6. When to Use Which

Use DDP when:

Model fits comfortably.
Simplicity and throughput matter.
Memory is not the bottleneck.

Use ZeRO-1/2 when:

Optimizer/gradient memory is the issue.
You want less communication than full parameter sharding.

Use ZeRO-3/FSDP when:

Parameters do not fit replicated.
You need maximum memory savings.
Network bandwidth is strong enough.
You can tune wrapping/prefetch/bucket sizes.

Use tensor/pipeline parallelism too when:

A single layer is too large.
Communication patterns need model-parallel partitioning.
Training at frontier scale.

7. Production Debugging

Common metrics:

Peak allocated memory.
Peak reserved memory.
All-gather time.
Reduce-scatter time.
Overlap percentage.
Step time.
Tokens/sec/GPU.
GPU idle time.
OOM location.
Checkpoint save/load time.

Failure patterns:

Too-small buckets increase overhead.
Too-large buckets spike memory.
Bad auto-wrap causes excessive all-gathers.
CPU offload saves GPU memory but kills throughput.
Activation memory still OOMs.
Checkpointing becomes slow or fragile.
Network topology limits scaling.

8. Recent Reality

As of 2025-2026:

PyTorch documentation emphasizes FSDP2/fully_shard for newer sharded workflows.
DeepSpeed ZeRO remains common in large-scale training stacks.
Frontier-scale systems compose sharding with tensor, pipeline, expert, and context parallelism.
DeepSeek-V3 is a public example of extreme training co-design: FP8 training, MoE, pipeline scheduling, and careful parallelism choices.

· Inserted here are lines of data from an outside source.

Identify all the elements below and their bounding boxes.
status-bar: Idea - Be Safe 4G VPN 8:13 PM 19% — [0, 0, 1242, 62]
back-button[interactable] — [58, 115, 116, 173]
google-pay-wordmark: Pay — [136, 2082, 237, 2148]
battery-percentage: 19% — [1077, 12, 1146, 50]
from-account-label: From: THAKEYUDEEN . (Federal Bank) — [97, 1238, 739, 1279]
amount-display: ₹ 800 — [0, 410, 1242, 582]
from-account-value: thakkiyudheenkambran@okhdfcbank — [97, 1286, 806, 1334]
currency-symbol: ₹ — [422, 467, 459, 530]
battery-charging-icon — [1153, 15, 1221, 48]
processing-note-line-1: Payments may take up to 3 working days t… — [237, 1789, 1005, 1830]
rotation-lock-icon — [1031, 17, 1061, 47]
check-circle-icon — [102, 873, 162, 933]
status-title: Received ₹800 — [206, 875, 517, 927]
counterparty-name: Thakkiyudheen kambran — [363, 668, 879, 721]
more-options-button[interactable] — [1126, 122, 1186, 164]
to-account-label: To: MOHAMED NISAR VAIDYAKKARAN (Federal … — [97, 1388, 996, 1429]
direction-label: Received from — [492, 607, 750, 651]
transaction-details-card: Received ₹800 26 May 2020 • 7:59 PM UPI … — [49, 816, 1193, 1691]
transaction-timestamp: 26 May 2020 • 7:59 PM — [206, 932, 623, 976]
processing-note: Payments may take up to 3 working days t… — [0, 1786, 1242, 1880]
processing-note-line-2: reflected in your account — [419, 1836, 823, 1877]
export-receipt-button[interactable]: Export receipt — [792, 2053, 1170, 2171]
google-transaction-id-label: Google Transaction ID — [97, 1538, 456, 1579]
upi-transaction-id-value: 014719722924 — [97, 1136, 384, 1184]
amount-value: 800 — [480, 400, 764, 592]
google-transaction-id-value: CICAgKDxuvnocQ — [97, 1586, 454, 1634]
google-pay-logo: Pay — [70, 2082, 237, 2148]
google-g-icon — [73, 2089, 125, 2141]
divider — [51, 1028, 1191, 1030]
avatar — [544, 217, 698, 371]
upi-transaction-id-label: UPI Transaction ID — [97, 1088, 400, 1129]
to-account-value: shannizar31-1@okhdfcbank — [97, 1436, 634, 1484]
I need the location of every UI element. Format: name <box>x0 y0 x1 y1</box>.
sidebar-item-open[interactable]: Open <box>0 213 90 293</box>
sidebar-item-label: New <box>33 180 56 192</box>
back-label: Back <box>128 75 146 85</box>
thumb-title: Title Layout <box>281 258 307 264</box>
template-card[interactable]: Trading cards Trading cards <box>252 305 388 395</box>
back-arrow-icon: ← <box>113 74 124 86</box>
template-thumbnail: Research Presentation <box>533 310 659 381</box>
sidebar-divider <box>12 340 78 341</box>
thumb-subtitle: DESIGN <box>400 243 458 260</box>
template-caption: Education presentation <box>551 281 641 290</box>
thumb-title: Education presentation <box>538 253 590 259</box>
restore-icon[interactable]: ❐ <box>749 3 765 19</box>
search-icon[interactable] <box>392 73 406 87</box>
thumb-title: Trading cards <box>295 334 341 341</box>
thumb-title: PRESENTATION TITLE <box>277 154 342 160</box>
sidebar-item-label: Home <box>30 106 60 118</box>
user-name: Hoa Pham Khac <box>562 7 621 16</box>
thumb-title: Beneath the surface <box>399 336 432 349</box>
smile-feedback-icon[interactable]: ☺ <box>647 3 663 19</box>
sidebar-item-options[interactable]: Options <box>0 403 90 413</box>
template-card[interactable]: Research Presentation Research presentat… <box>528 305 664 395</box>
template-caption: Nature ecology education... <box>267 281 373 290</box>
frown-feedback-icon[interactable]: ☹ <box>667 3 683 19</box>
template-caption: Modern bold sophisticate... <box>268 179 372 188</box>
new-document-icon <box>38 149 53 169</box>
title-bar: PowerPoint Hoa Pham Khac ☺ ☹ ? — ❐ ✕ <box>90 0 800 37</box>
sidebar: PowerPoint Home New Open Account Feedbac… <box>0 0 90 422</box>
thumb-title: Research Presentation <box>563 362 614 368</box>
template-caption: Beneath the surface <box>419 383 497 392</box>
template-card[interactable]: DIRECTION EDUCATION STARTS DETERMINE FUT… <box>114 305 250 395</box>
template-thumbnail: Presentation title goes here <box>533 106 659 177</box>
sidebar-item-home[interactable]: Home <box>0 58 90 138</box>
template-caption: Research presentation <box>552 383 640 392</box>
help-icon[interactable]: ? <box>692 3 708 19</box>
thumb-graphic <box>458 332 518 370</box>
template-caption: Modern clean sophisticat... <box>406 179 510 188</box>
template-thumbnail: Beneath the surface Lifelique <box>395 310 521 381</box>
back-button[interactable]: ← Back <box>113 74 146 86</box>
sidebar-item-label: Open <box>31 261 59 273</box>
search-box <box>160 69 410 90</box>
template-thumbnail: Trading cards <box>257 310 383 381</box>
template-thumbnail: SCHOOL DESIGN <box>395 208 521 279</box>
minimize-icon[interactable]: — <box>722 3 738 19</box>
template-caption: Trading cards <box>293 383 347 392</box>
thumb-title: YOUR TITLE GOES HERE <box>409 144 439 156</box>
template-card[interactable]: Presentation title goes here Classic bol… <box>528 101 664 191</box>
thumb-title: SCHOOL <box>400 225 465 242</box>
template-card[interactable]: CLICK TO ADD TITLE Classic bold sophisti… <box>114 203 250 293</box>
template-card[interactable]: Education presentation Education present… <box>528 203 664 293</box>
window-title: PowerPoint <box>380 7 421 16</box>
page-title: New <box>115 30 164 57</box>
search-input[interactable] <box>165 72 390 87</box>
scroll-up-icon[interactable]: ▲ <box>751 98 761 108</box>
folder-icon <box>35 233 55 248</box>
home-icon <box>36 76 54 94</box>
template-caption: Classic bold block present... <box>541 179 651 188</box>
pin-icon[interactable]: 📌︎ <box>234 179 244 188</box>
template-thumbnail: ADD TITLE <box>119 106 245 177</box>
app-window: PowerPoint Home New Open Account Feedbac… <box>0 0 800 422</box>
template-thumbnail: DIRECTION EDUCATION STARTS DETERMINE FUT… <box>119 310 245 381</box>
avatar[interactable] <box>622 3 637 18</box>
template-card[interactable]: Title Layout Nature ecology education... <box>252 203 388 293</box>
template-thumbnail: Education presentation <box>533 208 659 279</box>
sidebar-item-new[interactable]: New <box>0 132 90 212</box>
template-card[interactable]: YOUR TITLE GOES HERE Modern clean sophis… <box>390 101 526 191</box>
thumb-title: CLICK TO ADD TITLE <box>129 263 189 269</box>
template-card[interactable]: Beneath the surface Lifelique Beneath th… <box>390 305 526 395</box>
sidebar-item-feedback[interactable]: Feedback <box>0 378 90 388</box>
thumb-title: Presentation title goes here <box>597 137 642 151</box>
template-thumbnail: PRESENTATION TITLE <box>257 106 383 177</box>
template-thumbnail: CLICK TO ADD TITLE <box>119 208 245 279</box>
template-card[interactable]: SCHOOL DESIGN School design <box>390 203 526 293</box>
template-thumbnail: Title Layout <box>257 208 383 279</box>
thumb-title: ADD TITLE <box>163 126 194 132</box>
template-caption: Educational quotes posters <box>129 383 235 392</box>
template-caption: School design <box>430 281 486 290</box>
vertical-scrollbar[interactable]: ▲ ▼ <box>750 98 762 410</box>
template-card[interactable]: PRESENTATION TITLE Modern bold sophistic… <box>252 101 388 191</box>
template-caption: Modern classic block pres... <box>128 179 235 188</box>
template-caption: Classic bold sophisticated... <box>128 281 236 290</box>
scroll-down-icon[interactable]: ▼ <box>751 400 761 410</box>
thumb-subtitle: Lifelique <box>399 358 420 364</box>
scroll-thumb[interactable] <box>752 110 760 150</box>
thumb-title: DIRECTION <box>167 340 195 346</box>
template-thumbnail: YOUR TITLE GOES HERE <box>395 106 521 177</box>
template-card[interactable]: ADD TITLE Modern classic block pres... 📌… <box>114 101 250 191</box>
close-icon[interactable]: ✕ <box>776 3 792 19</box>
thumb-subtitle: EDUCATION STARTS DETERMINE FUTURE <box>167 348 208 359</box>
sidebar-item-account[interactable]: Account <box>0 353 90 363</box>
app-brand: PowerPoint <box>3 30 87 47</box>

Sharding is no longer exotic. The hard part is composing it with the rest of the training system.

9. Important Papers and Docs

ZeRO: Memory Optimizations Toward Training Trillion Parameter Models.
Original ZeRO paper.
DeepSpeed ZeRO docs.
Practical ZeRO stages and offload.
PyTorch FSDP paper.
Industry-grade FSDP experience.
PyTorch FSDP2 fully_shard docs.
Current direction for PyTorch sharded training APIs.
DeepSeek-V3 Technical Report.
Useful recent case study in large-scale training co-design.

10. The Staff Engineer Summary

ZeRO and FSDP make large-model training possible by sharding training state. They trade memory for communication.

The checklist:

Estimate parameter, gradient, and optimizer memory.
Choose ZeRO/FSDP stage based on the actual memory bottleneck.
Remember activation memory is separate.
Tune wrapping, buckets, prefetch, and overlap.
Profile communication, not just GPU memory.
Validate checkpointing and restart behavior.
Compose with tensor/pipeline/context/expert parallelism when needed.

The interview answer:

ZeRO and FSDP reduce replicated training state. ZeRO-3/FSDP shard parameters, gradients, and optimizer states, but they add all-gather and reduce-scatter communication. The right setup depends on whether memory or communication is the bottleneck, and it usually needs activation checkpointing and model parallelism at large scale.